つまらなかったわけではない。そこここに面白くなりそうだという予感はあった。けれど、そうなることなく映画は終わってしまった。
例えば、ベラの元夫が登場した展開では「ここからどうなるのだろう」という期待があった。あったけれど、その後の展開には「ああ、そうなるんですか、ふーん」みたいな感想しか持てなかった。結構びっくりするような結末だったけどね。でもそんなに驚きはなかった。
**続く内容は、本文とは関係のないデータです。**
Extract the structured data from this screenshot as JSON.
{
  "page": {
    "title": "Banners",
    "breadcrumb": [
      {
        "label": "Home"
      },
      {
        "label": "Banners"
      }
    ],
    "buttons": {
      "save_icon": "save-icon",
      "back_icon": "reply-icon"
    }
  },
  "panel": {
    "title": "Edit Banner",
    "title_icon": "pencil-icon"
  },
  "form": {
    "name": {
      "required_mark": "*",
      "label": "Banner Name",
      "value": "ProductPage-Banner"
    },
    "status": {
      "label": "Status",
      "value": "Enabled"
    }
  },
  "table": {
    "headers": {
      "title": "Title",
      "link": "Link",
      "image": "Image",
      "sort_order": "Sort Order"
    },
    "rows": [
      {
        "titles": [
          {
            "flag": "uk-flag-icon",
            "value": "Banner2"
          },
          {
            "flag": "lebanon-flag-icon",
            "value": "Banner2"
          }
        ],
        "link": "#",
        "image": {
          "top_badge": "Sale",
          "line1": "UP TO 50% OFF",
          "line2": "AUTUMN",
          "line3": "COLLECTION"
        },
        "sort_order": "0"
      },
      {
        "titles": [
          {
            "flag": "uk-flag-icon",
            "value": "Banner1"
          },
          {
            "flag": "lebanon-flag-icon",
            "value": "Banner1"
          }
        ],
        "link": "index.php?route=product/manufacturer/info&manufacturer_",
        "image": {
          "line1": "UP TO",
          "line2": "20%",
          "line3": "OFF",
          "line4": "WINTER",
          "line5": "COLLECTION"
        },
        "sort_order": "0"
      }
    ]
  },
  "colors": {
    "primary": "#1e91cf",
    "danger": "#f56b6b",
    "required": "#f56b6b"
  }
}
なぜそうなったのかと考えると、冒頭でこの映画はファンタジーだと宣言しているから、それ以降にどれだけ突拍子もない展開がおとずれても「まあファンタジーだから」と思ってしまう下地ができてたんだと思う。ファンタジー映画の展開にあれこれ言っても仕方ない。リアルじゃないとか理不尽だと言っても仕方ない。ファンタジーだから。

それでも豪華なセットと衣装、幻想的な街並みなど目を楽しませる要素はいっぱいあった。でも楽しめなかった。本当に感想は無。つまらないとも面白いとも思えなかった。ただ無理やりひねり出すとすれば、自由を求める生命力の原動力のひとつが性愛だということは分かるけれど、こんなに直接的に描かなくてもいいんじゃないの、くらいの感想。